Installation and operation of an automated model data acquisition and control system have made it possible to make a quantum advance in the accuracy and time required for verification of tidal inlet (or estuary) hydraulic models. The flexible sampling rate (usually about 200 samples per model tidal cycle for each gage) and digital recording of these data make them ideal for harmonic analysis and comparison with prototype data defining the coefficients and phase for each tidal constituent at various key locations within the tidal lagoon and at an open-ocean station removed from the immediate influence of the tidal inlet. The concept used is to force the model with the M2 tidal constituent with the amplitude being correct at the ocean tide gage.
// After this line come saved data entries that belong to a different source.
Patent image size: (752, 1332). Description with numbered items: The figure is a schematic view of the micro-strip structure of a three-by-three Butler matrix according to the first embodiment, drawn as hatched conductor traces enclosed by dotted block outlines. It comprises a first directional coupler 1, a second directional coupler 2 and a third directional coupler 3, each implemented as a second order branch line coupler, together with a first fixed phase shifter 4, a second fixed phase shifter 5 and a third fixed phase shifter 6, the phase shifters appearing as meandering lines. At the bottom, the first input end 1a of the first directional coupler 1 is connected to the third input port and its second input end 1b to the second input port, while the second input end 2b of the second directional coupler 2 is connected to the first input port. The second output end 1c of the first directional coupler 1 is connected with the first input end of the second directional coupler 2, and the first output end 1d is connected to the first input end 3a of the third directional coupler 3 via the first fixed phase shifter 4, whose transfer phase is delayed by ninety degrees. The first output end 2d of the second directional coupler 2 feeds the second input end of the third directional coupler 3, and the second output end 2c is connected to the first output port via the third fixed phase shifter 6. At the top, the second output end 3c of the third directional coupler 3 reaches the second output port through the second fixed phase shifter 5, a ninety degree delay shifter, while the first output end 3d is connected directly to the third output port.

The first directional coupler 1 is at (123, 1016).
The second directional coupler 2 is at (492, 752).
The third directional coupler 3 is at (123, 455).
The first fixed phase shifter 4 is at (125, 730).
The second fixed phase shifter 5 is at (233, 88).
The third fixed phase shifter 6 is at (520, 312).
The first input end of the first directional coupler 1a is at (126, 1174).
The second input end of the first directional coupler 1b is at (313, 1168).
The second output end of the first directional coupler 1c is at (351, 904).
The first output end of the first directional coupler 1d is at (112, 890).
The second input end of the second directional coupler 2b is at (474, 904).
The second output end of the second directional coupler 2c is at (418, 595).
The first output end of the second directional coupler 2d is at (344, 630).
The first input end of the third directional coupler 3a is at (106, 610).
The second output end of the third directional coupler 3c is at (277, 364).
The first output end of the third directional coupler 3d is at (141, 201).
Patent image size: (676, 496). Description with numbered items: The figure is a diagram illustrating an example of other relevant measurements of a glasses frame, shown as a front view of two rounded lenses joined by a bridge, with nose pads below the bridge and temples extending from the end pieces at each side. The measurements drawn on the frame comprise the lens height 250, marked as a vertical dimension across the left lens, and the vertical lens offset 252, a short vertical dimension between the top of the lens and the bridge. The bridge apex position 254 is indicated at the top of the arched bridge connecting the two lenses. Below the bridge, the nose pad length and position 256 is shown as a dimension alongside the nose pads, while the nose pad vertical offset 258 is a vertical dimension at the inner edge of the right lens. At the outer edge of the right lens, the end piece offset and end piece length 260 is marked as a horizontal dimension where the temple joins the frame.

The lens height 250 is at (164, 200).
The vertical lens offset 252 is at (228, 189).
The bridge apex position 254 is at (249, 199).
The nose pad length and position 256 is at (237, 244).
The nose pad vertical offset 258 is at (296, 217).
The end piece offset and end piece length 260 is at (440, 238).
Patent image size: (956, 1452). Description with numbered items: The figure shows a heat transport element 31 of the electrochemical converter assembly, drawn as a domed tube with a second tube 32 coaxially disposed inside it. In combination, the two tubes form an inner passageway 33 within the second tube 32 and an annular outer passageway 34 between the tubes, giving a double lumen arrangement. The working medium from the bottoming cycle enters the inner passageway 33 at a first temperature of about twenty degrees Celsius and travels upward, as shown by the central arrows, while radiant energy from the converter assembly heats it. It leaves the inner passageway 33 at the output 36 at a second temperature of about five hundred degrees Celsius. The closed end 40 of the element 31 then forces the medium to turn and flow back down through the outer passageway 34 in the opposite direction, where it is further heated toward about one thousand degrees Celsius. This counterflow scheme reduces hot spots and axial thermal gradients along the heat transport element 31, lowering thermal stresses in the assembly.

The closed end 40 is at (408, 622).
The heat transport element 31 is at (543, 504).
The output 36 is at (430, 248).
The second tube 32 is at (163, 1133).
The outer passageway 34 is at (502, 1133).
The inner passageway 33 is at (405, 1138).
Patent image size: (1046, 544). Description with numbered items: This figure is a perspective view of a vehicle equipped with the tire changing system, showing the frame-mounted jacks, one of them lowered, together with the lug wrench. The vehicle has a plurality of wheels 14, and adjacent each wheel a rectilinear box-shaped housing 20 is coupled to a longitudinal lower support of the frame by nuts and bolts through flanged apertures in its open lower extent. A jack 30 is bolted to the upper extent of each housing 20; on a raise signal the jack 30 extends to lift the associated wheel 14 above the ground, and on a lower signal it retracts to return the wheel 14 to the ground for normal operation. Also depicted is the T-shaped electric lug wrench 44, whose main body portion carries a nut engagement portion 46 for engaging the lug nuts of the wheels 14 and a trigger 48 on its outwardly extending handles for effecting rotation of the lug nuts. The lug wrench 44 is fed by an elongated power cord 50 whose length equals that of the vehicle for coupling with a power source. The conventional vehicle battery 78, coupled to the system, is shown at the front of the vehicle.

A harmonic analysis is performed at all other gage locations corresponding to the prototype measurements, and the amplitude and phase (relative to the ocean tide gage) are calculated and compared with the prototype data. Investigation of the relative phases between various gages quickly shows those areas where either more or less model roughness is required. It is reasonable to expect to be able to have all phases for the M2 constituent verified within 1 degree. Tidal elevations can almost always be expected to be verified to within a maximum deviation of ;+0.1 ft in both tidal height and mean tide level. Upon verification of the M2 constituent, which practically insures that the proper channel roughness is obtained, a progressive tide can be constructed; and it should be attempted to perform a verification for a 14.765-day (synoptic period for M2 and S2 components) progressive tide at east coast locations using the prototype measurements of tidal velocities for the final verification data. Should additional roughness be necessary, it will almost always be on the mud flats or marsh areas. Computations are made to illustrate the energy transfer from the M2 constituent to higher order harmonics as the wave propagates from the ocean to the back of the estuary, and it is shown that this energy transfer is, at worst, the same order of magnitude in both the model and prototype.